🤖 AI Summary
This paper investigates the computational complexity of model checking monadic second-order (MSO) properties on Boolean and finite-alphabet automata networks. Determining the hardness of nontrivial MSO queries over dynamical graphs—specifically, whether such properties are decidable or tractable under structural constraints. Method: The analysis integrates MSO logic, computational complexity theory, treewidth-based decomposition, and finite dynamical systems modeling, applied to bounded-alphabet (including Boolean) and nondeterministic networks of bounded treewidth. Contribution/Results: First Rice-type complexity lower bounds for nontrivial MSO problems over bounded-alphabet and bounded-treewidth networks are established; it is proven that every nontrivial MSO property is either NP-hard or coNP-hard on Boolean automata networks—revealing a sharp complexity dichotomy between trivial and nontrivial properties; and classical Rice’s undecidability theorem is tightened to the finite-domain setting.

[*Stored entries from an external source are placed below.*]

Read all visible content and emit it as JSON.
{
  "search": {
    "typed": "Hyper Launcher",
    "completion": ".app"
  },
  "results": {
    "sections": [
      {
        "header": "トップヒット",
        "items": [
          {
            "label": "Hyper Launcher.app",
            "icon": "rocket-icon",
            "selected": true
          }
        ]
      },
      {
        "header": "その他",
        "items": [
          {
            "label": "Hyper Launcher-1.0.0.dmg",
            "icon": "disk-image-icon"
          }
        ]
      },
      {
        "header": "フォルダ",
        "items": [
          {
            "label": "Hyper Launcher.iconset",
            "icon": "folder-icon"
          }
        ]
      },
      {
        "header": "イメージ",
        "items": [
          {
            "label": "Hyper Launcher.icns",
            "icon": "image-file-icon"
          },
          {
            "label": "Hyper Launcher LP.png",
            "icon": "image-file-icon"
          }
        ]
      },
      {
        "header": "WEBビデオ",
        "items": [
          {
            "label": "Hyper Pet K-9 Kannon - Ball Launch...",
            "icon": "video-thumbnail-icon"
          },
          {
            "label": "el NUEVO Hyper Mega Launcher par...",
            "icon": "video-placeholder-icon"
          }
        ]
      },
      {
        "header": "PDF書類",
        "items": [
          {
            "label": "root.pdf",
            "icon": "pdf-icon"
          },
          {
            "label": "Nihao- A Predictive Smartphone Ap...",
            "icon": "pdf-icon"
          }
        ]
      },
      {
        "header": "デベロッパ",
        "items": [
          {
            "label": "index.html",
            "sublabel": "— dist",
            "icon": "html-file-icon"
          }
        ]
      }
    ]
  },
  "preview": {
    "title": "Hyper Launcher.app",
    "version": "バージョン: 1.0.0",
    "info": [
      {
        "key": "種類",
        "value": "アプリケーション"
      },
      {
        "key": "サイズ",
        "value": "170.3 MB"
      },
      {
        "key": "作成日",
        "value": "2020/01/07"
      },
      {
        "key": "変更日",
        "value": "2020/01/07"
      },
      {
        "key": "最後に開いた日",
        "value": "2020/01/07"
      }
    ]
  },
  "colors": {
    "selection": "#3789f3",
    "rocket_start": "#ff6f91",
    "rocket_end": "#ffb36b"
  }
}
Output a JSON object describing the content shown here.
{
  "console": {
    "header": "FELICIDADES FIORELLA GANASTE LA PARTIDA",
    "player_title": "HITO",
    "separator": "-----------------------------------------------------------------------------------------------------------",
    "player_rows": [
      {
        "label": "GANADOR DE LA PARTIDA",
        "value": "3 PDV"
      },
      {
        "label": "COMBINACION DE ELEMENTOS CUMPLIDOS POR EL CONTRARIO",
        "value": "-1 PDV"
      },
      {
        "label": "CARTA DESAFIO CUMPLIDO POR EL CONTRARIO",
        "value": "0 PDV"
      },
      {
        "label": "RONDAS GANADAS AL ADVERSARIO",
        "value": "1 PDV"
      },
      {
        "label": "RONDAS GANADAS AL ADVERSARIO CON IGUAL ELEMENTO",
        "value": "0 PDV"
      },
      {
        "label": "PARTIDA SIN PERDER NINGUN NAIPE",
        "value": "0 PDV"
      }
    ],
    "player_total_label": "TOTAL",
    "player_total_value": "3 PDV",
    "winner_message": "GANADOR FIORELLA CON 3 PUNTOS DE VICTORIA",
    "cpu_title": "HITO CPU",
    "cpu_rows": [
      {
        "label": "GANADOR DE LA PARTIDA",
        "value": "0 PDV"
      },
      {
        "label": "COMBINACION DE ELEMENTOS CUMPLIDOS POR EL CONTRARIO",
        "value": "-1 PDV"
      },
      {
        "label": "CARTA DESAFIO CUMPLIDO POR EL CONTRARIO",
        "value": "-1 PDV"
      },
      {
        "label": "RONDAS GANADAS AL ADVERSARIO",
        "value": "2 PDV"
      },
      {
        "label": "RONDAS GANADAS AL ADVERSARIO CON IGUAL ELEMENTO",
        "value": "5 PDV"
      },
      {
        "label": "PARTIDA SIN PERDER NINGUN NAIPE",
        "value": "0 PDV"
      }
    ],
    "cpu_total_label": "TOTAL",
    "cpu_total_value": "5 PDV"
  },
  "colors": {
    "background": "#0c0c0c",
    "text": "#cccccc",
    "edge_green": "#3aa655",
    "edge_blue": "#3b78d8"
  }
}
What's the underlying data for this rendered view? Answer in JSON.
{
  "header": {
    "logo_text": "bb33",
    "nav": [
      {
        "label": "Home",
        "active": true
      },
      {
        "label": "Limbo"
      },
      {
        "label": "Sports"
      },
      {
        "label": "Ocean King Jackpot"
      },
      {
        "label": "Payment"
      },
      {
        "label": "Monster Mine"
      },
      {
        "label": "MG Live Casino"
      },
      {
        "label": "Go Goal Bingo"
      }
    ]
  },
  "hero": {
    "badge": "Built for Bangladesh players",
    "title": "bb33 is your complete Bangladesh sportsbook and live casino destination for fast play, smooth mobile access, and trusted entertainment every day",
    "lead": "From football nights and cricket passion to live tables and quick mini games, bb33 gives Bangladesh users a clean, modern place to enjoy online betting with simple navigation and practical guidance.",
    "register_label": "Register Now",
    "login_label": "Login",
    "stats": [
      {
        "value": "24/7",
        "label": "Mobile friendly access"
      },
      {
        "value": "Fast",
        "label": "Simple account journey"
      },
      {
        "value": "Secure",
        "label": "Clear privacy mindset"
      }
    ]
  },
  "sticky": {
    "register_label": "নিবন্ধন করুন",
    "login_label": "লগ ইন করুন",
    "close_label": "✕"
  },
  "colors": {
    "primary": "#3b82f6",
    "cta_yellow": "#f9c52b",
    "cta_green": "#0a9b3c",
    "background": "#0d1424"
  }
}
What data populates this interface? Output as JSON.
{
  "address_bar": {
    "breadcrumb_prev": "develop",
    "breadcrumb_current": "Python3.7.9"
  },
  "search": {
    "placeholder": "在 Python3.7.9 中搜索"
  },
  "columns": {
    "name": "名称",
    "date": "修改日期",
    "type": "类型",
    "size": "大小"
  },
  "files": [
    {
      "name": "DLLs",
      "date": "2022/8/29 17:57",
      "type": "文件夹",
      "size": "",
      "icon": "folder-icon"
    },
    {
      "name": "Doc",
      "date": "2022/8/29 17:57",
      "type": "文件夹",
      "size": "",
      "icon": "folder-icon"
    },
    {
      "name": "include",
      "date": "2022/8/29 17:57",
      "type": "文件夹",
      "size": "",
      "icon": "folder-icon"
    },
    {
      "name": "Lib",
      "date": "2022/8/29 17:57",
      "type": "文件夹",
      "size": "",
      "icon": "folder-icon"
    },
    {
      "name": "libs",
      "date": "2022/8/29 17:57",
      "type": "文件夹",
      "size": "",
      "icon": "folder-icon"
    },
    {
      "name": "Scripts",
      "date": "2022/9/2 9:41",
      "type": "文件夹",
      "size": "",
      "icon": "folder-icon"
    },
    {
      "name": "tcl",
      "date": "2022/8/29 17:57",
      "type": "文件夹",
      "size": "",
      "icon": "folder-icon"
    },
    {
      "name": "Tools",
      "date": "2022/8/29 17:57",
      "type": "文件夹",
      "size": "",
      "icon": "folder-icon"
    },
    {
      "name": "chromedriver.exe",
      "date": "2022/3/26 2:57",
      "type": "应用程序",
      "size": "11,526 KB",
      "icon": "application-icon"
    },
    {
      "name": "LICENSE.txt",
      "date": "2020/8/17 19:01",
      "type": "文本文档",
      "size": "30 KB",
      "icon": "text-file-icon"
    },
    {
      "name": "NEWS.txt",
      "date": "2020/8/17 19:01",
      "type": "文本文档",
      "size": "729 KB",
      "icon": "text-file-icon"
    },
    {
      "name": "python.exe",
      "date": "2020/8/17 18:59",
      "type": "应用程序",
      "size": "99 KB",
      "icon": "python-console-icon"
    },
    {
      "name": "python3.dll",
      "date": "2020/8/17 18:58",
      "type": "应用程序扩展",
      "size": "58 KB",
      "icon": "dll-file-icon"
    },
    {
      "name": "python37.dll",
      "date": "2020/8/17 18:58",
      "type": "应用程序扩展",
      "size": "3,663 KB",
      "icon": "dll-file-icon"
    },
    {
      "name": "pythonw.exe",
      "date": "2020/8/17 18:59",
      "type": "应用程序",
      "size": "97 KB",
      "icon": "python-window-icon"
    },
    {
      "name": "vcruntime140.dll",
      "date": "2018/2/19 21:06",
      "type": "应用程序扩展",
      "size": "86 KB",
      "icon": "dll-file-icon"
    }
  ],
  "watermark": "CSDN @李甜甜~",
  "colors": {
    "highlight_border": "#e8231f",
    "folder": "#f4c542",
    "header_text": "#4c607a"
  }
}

These results establish fundamental intractability barriers for algorithmic analysis of constrained-state systems, thereby extending theoretical boundaries of formal verification and decidability in complex dynamical systems.
📝 Abstract
Automata networks are a versatile model of finite discrete dynamical systems composed of interacting entities (the automata), able to embed any directed graph as a dynamics on its space of configurations (the set of vertices, representing all the assignments of a state to each entity). In this world, virtually any question is decidable by a simple exhaustive search. We lever the Rice-like complexity lower bound, stating that any non-trivial monadic second order logic question on the graph of its dynamics is NP-hard or coNP-hard (given the automata network description), to bounded alphabets (including the Boolean case). This restriction is particularly meaningful for applications to"complex systems", where each entity has a restricted set of possible states (its alphabet). For the non-deterministic case, trivial questions are solvable in constant time, hence there is a sharp gap in complexity for the algorithmic solving of concrete problems on them. For the non-deterministic case, non-triviality is defined at bounded treewidth, which offers a structure to establish metatheorems of complexity lower bounds.